S. Africa Dec. Trade Balance Surplus Above Forecast

The trade balance improved to a Rand 6.85 billion ($590.6m) surplus in December after a revised R5.27b shortfall in November, according to data released by the South Africa Revenue Service (Sars). This exceeded market expectations of R1.8b, Independent Online reported.
Exports rose by 3.8 percent or R3.23b to R87.49b while imports decreased by 9.9 percent or R8.89b to R80.49b. The data includes trade with Botswana, Lesotho, Namibia and Swaziland.
The December data brings the cumulative trade deficit for 2014 to R198.92b compared to R158.18b in 2013.
The overall improvement in exports was due to mineral and vegetable products, wood pulp and paper, and machinery and electronics. Import growth was contained in machinery and electronics, mineral products, equipment components and chemical products.
Bart Stemmet, an analyst at NKC Research, said December was only the third monthly trade surplus recorded during 2013 to 2014.
“While lower fuel prices will ease some pressure on the country’s trade balance, a large proportion of the South African export sector is unable to benefit fully from the weak rand due to structural challenges, including labor unrest and electricity blackouts.
In the meantime, the South African economy on an average continues to import more than it exports to the rest of the world.”

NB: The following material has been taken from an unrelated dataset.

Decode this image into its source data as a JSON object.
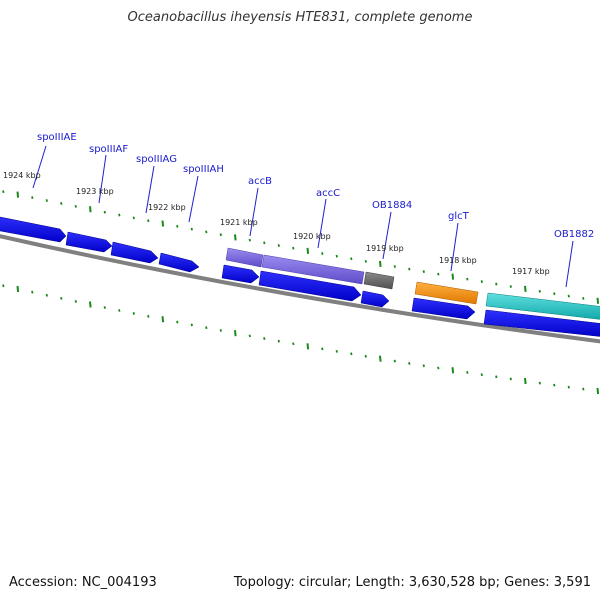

Nedbank economists Dennis Dykes and Isaac Matshego said the large trade surplus was in line with seasonal trends, as imports normally ease off in December after earlier pre-festive season buying.

 Further Support
They said during 2015, exports were likely to improve as production activity was normalized, while the weakness of the rand exchange rate would add further support.
“However, electricity load shedding is likely to restrict volume growth in mining and manufacturing and this could inhibit export growth. In contrast, purchases of capital equipment for the infrastructure program will continue to prop up imports.”
Kamilla Kaplan, an Investec economist, noted that the effect of lower oil prices on the trade deficit has, however, been partially countered by increased fuel imports by Eskom, which had become increasingly reliant on diesel powered open cycle gas turbines (OCGTs) to ensure continuity of electricity supply.
She said by comparison, in October and November, the value of mineral imports rose 37.3 percent year on year and 10.8 percent year on year respectively.
Kaplan said sizeable trade deficits were likely to remain a feature in 2015. “The delay in synchronizing the first unit at the Medupi power station and maintenance backlogs will require ongoing usage of OCGTs, thereby keeping fuel imports elevated. The electricity system is expected to be severely constrained until April.”